F. L. : Renversons la question : un distributeur peut-il passer à côté d’une vraie innovation ?

Combien de temps peut-elle tenir si elle ne devient pas multi-enseigne ?

F. L. : Pas longtemps, sauf si c’est un produit de niche très sélectif, ou si la marque choisit stratégiquement de ne pas dépendre de la distribution classique, comme Nespresso. Tout est question de rapport de force avec la distribution, et c’est vrai que pour les produits de consommation courante, elle tient le haut du pavé ; heureusement, Internet peut permettre de la contourner, ce qui a fait le succès de Dell à sa période de gloire.

La marque, quand elle est forte, protège-t-elle d’un retrait prématuré des linéaires le produit nouveau ?

F. L. : Sans doute, et c’est un problème de négociation avec les distributeurs, mais c’est juste provisoire : si le produit n’est pas bon, la logique de la rentabilité reprend vite le dessus, et on sort : le mètre de linéaire coûte cher.

La capacité d’innover est-elle d’autant plus forte que la marque est forte ?

F. L. : Non : Sony, marque ultra-puissante qui s’est vue dépasser par Samsung, est un cas assez exemplaire, mais il y a pire : Nokia par exemple. Bien souvent, les propriétaires de marques s’endorment sur leurs lauriers et croient que rien ne peut les atteindre. Il n’y a rien de pire que la puissance pour devenir une marque figée, au bord de la chute.

Observe-t-on une tendance à la réduction de la fenêtre de tir pour le lancement d’une innovation ? Affecte-t-elle tous les secteurs ?

F. L. : Dans la cosmétique, tout semble englué dans les habitudes du secteur ; dans les produits technologiques, les marques lancent plusieurs gammes par an, ce qui ne signifie pas qu’il y a de réelles nouveautés, bien visibles pour le client : le passage de l’USB 2 à l’USB 3 n’a pas déclenché l’hystérie des acheteurs. Il y a en revanche des rendez-vous à ne pas manquer : pour un fabricant de télévision, rater une Coupe du monde de football est une faute grave.

La force d’une marque lui permet-elle de maîtriser l’opportunité et le calendrier de l’innovation ? Et si oui, plutôt par la capacité à ne pas se laisser imposer la course à l’innovation, ou, dans un processus d’innovation particulier, par sa capacité à imposer son calendrier ?

F. L. : L’innovation ne dépend pas que de la marque, mais aussi des technologies et des évolutions sociétales auxquelles il faut répondre. Sortir de la course à l’innovation, c’est juste prendre le risque de se laisser dépasser par les compétiteurs et, comme Sony, de s’affaiblir. En revanche, il faut éviter la course aux pseudo-innovations.

La marque peut-elle légitimer de fausses innovations ?

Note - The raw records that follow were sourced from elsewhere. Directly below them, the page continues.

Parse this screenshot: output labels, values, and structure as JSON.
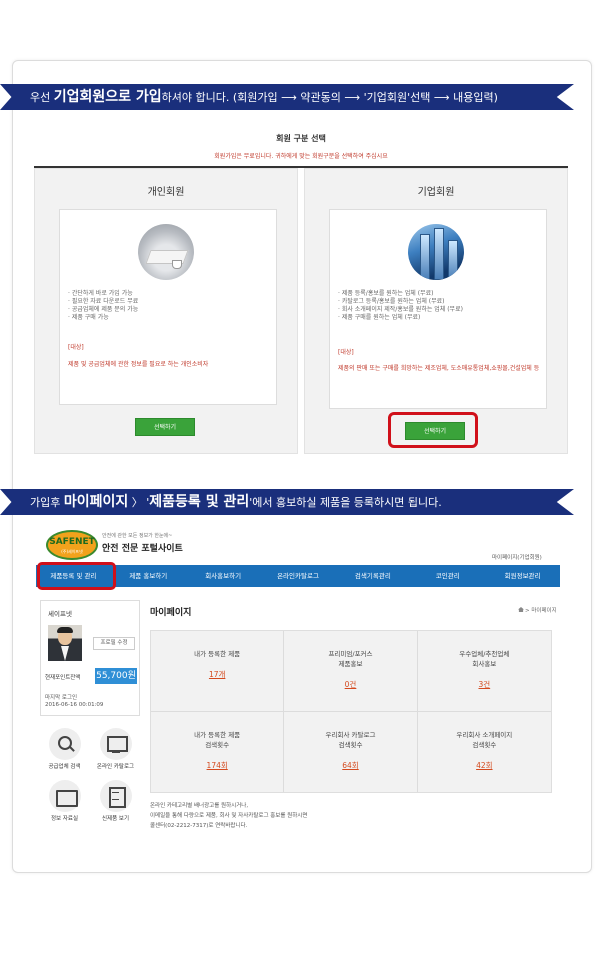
{
  "banner1": {
    "prefix": "우선 ",
    "bold": "기업회원으로 가입",
    "suffix": "하셔야 합니다. (회원가입 ⟶ 약관동의 ⟶ '기업회원'선택 ⟶ 내용입력)"
  },
  "selection": {
    "title": "회원 구분 선택",
    "subtitle": "회원가입은 무료입니다. 귀하에게 맞는 회원구분을 선택하여 주십시요"
  },
  "personal": {
    "title": "개인회원",
    "features": [
      "· 간단하게 바로 가입 가능",
      "· 필요한 자료 다운로드 무료",
      "· 공급업체에 제품 문의 가능",
      "· 제품 구매 가능"
    ],
    "target_label": "[대상]",
    "target_text": "제품 및 공급업체에 관한 정보를 필요로 하는 개인소비자",
    "button": "선택하기"
  },
  "corporate": {
    "title": "기업회원",
    "features": [
      "· 제품 등록/홍보를 원하는 업체 (무료)",
      "· 카탈로그 등록/홍보를 원하는 업체 (무료)",
      "· 회사 소개페이지 제작/홍보를 원하는 업체 (무료)",
      "· 제품 구매를 원하는 업체 (무료)"
    ],
    "target_label": "[대상]",
    "target_text": "제품의 판매 또는 구매를 희망하는 제조업체, 도소매유통업체,쇼핑몰,건설업체 등",
    "button": "선택하기"
  },
  "banner2": {
    "prefix": "가입후 ",
    "bold1": "마이페이지",
    "mid": " 〉 '",
    "bold2": "제품등록 및 관리",
    "suffix": "'에서 홍보하실 제품을 등록하시면 됩니다."
  },
  "logo": {
    "name": "SAFENET",
    "sub": "(주)세이프넷"
  },
  "header": {
    "tagline": "안전에 관한 모든 정보가 한눈에~",
    "portal": "안전 전문 포털사이트",
    "mypage_link": "마이페이지(기업회원)"
  },
  "nav": [
    "제품등록 및 관리",
    "제품 홍보하기",
    "회사홍보하기",
    "온라인카탈로그",
    "검색기록관리",
    "코인관리",
    "회원정보관리"
  ],
  "profile": {
    "name": "세이프넷",
    "edit": "프로필 수정",
    "points_label": "현재포인트잔액",
    "points": "55,700원",
    "last_login_label": "마지막 로그인",
    "last_login": "2016-06-16 00:01:09"
  },
  "quick_menu": [
    {
      "label": "공급업체 검색",
      "icon": "search-icon"
    },
    {
      "label": "온라인 카탈로그",
      "icon": "monitor-icon"
    },
    {
      "label": "정보 자료실",
      "icon": "folder-icon"
    },
    {
      "label": "신제품 보기",
      "icon": "document-icon"
    }
  ],
  "main": {
    "title": "마이페이지",
    "breadcrumb": "> 마이페이지"
  },
  "stats": [
    {
      "line1": "내가 등록한 제품",
      "line2": "",
      "value": "17개"
    },
    {
      "line1": "프리미엄/포커스",
      "line2": "제품홍보",
      "value": "0건"
    },
    {
      "line1": "우수업체/추천업체",
      "line2": "회사홍보",
      "value": "3건"
    },
    {
      "line1": "내가 등록한 제품",
      "line2": "검색횟수",
      "value": "174회"
    },
    {
      "line1": "우리회사 카탈로그",
      "line2": "검색횟수",
      "value": "64회"
    },
    {
      "line1": "우리회사 소개페이지",
      "line2": "검색횟수",
      "value": "42회"
    }
  ],
  "footnotes": [
    "온라인 카테고리별 배너광고를 원하시거나,",
    "이메일을 통해 다량으로 제품, 회사 및 자사카탈로그 홍보를 원하시면",
    "콜센터(02-2212-7317)로 연락바랍니다."
  ],
  "colors": {
    "banner": "#1a2f7c",
    "nav": "#1a6fb8",
    "green_button": "#3aa33a",
    "highlight_ring": "#d0101a",
    "value_text": "#d44a1f"
  }
}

F. L. : Oui, mais pas éternellement, et c’est exceptionnel : tout le monde garde à l’esprit la marionnette de Steve Jobs aux Guignols de l’info présentant des évolutions cosmétiques comme des révolutions : Apple a su, dans la foulée des vraies innovations de rupture, tromper son monde avec certaines innovations très mineures. Mais tout cela n’a qu’un temps, et le succès de la marque dans la téléphonie n’a pas empêché ses échecs dans la télévision connectée, voire la montre – dans le domaine des hautes technologies, où les vraies innovations sont nombreuses, le faux ne passe pas, ou ne tient pas longtemps.

Propos recueillis par J. W.-A.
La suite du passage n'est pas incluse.